Vor allem in einem Streifen vom Saarland über Rheinland-Pfalz, Hessen, Nordbayern, Thüringen und Sachsen löste das Winterwetter am Donnerstag massive Probleme auf Strassen, Schienen und im Flugverkehr aus.
Starker Schneefall und Eisregen führte in rund 30 Orten im Bundesland Thüringen zu Stromausfall. Tausende Menschen mussten frieren.
Unter der Schneelast waren Bäume umgestürzt und hatten Leitungen zerrissen. Die Arbeiter kämen kaum an die Reparaturstellen heran, weil manche mitten im Wald lägen, erklärte ein Behördensprecher in Thüringen.
Wegen zu grosser Gefahr für die Monteure hätten die Arbeiten in der Nacht eingestellt werden müssen. Bei der Suche nach Schäden wurden sie von Helikoptern unterstützt.
Tausende Flugreisende gestrandet
Die heftigen Schneefälle in weiten Teilen Europas setzten dem Luftverkehr massiv zu. Allein am Frankfurter Flughafen wurde am Donnerstag rund jeder vierte Flug gestrichen, wie die Betreibergesellschaft Fraport mitteilte. Damit fallen etwa 340 von rund 1400 geplanten Starts und Landungen aus.
In der Nacht war Deutschlands grösster Airport vier Stunden lang geschlossen worden.
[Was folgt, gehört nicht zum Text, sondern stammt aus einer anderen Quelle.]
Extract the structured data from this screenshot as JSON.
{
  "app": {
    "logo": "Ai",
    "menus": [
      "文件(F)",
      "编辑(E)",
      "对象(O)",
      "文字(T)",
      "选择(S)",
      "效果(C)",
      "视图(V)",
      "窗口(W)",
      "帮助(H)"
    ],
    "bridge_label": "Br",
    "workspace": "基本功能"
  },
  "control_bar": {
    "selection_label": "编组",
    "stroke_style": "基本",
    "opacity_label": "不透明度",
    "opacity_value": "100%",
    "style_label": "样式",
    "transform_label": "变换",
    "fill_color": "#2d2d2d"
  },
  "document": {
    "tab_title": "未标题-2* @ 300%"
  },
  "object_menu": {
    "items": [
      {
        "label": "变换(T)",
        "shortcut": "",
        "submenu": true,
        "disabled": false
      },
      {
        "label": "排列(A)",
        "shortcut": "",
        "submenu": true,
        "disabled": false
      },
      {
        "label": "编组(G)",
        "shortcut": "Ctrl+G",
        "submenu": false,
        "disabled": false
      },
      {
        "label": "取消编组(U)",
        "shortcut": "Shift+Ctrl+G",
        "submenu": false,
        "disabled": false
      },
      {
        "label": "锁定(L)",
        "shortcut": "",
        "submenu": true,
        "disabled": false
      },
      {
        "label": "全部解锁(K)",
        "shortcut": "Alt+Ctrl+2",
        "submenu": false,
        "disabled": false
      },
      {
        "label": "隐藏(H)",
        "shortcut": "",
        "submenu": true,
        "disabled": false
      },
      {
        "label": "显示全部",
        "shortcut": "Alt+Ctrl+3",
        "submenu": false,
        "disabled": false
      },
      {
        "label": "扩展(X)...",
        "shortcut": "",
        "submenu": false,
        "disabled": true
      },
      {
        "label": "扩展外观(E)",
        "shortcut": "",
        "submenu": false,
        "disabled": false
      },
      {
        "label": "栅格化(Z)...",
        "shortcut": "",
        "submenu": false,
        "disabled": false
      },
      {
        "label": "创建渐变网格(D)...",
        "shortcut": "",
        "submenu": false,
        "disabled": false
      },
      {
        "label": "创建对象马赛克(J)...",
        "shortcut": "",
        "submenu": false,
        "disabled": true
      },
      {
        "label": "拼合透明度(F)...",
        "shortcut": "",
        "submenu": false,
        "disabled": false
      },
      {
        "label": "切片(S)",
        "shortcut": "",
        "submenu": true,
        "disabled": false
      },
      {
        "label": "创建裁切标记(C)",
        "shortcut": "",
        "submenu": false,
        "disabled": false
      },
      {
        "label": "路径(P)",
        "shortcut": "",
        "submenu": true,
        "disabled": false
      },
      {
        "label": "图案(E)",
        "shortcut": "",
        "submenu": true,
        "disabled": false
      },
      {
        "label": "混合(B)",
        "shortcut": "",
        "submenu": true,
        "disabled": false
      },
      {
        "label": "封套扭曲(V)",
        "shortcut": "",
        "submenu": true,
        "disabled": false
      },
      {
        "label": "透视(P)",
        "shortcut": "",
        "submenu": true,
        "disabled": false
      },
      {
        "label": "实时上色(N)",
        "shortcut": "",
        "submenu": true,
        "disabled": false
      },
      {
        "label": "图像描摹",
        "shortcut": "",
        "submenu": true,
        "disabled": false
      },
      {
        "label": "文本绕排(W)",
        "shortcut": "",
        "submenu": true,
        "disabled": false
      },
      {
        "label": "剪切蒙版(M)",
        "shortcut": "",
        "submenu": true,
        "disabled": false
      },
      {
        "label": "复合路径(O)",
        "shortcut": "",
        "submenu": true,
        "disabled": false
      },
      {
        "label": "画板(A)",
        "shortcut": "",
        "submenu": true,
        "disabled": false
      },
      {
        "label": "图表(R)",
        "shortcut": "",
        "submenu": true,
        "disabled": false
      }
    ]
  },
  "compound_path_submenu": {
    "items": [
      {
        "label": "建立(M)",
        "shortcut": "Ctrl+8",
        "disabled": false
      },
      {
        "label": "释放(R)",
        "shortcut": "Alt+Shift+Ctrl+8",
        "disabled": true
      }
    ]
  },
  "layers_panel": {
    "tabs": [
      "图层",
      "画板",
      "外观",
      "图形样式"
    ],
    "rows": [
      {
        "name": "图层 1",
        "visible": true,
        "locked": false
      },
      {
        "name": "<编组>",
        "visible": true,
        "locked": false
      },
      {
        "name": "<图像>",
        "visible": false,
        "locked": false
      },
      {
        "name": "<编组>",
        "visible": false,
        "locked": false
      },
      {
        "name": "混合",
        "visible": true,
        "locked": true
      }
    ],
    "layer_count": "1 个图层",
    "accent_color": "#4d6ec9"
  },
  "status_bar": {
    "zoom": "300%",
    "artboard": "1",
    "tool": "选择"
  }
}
Mehr als 2000 Passagiere verbrachten die Nacht in den Terminals.
Fast 1000 strandeten nach Umleitungen auf dem Flughafen in Hannover-Langenhagen, etwa 700 in München. Da nicht für alle Hotelzimmer organisiert werden konnten, mussten Feldbetten her. Auch die Berliner Flughäfen waren betroffen.
Auch Schottlands Hauptstadt Edinburgh versank im Schnee: Nach den schwersten Schneefällen seit fast 50 Jahren wurde die Armee zu Hilfe gerufen. Die Soldaten sollten unter anderem die Strassen rund um Arztpraxen, Spitäler und Pflegeheime von Schnee und Eis befreien. Mit Geländewagen brachten sie Ärzte zu Notfällen.